Cosa significa "è gradita conferma" e come si usa

Quando riceviamo un invito a nozze, spesso troviamo in basso una piccola scritta: “è gradita conferma”. Questa frase, semplice ma importante, è il modo gentile con cui gli sposi chiedono agli ospiti di far sapere se parteciperanno o meno al matrimonio.

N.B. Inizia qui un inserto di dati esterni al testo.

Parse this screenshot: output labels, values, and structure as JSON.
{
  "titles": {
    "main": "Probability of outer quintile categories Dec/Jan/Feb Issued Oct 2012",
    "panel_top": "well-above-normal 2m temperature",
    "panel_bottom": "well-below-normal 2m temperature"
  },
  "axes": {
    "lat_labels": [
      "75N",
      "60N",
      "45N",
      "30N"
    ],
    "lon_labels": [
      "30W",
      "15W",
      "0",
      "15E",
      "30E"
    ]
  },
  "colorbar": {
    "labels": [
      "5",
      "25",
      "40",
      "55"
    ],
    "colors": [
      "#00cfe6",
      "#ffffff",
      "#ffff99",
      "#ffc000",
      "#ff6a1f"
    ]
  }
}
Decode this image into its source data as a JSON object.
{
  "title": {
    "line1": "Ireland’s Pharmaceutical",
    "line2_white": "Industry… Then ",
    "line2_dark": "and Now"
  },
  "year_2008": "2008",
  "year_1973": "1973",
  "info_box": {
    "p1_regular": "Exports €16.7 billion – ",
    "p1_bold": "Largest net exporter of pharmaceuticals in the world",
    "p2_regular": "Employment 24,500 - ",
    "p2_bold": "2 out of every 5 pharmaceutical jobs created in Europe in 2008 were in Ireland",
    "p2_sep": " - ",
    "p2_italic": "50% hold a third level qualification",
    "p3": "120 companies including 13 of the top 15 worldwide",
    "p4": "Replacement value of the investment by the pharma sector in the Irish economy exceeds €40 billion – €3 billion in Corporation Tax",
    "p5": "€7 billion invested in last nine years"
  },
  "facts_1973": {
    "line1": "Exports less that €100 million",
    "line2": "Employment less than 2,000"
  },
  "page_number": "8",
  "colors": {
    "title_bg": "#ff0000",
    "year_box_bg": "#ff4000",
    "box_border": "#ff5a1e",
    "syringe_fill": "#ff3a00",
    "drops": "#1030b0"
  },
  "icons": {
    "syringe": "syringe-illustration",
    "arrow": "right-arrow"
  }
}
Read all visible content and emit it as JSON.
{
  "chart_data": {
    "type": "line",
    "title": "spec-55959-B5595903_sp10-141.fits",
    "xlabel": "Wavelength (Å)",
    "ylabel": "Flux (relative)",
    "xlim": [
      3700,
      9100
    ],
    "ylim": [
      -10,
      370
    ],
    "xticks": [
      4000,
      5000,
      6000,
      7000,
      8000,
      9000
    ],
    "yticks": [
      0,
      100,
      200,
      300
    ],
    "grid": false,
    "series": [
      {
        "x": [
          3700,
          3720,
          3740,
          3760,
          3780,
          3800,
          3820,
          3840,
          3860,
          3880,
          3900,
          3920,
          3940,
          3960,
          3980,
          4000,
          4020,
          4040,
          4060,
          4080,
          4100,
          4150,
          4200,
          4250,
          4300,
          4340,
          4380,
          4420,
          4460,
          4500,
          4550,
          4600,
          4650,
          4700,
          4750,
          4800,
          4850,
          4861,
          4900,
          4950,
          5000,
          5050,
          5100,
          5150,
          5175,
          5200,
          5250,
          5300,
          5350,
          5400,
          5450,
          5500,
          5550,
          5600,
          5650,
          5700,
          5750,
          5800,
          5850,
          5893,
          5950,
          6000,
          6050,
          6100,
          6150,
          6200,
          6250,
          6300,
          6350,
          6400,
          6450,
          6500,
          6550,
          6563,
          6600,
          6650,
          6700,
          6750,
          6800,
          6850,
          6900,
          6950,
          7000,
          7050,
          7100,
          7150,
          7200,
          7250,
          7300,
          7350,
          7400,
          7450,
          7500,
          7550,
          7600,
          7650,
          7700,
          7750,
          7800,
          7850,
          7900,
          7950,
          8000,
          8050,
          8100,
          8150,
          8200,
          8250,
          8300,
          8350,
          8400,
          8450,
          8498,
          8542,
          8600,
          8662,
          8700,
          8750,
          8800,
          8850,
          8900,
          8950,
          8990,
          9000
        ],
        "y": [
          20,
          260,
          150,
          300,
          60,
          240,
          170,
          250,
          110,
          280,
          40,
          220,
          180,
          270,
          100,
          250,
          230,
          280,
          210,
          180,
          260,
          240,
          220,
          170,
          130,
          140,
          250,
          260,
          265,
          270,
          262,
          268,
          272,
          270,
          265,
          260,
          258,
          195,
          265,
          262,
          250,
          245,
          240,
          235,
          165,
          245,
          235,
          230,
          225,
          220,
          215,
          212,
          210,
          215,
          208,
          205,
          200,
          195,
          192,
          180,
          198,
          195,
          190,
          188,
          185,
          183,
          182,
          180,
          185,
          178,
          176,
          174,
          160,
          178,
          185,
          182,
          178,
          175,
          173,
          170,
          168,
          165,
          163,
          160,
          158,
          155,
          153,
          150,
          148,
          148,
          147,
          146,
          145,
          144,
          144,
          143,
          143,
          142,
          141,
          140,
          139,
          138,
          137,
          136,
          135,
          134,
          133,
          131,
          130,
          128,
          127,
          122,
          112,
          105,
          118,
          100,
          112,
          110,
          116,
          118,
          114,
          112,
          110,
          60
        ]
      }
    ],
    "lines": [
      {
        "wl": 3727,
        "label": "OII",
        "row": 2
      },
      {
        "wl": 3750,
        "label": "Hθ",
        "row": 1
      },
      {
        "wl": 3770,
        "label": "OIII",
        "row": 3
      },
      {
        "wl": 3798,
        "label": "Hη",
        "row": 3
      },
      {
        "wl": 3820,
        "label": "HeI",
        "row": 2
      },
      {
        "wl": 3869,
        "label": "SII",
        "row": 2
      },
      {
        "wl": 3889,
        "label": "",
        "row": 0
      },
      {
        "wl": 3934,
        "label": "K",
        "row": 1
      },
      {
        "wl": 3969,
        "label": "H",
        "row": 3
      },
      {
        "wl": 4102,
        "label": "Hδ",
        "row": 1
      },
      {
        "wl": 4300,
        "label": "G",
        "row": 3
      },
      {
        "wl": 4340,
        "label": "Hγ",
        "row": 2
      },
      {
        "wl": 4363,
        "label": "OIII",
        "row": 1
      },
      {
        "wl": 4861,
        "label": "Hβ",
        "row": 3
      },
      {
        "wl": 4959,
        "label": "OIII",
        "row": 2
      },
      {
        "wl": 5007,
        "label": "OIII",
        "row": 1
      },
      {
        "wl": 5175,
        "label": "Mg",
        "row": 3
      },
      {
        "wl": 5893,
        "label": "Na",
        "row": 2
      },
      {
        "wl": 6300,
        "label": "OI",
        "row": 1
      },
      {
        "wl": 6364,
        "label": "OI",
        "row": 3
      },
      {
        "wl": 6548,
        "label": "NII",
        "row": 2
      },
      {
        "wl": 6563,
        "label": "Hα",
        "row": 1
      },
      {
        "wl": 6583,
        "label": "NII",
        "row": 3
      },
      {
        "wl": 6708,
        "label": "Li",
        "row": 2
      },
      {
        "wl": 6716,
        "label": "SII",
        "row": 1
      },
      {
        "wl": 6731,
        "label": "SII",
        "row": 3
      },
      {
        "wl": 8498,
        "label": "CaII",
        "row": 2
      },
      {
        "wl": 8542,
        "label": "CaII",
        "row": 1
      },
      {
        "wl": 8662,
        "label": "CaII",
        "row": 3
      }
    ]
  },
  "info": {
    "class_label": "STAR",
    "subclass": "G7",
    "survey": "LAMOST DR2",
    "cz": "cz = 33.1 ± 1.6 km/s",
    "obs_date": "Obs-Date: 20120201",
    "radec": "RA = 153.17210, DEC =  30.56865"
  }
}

Assomiglia molto all’acronimo inglese R.S.V.P., che deriva dal francese “répondez s’il vous plaît”, ossia “rispondi, per favore”. Anche in italiano, tuttavia, la formula “è gradita conferma” ha lo stesso scopo: invitare gli ospiti a rispondere, comunicando la propria presenza.

Di solito, accanto a questa indicazione, compaiono i dati di contatto degli sposi – un numero di telefono, un indirizzo email o un modulo online – dove inviare la risposta. È una cortesia che aiuta molto nell’organizzazione dell’evento: sapere in anticipo quanti saranno permette di gestire al meglio il catering, i posti a sedere e ogni altro dettaglio.

Se ricevi un invito con questa richiesta, è bello rispondere entro il tempo indicato, anche se non potrai essere presente. Una semplice comunicazione, breve e sincera, è sempre apprezzata. La conferma non è solo una formalità: è un segno di rispetto e affetto verso chi ti ha pensato per un giorno così speciale.

Insomma, “è gradita conferma” non è solo una formula di stile, ma un invito a far parte del progetto degli sposi, rispondendo con cura e attenzione. Una piccola risposta per un grande gesto di partecipazione.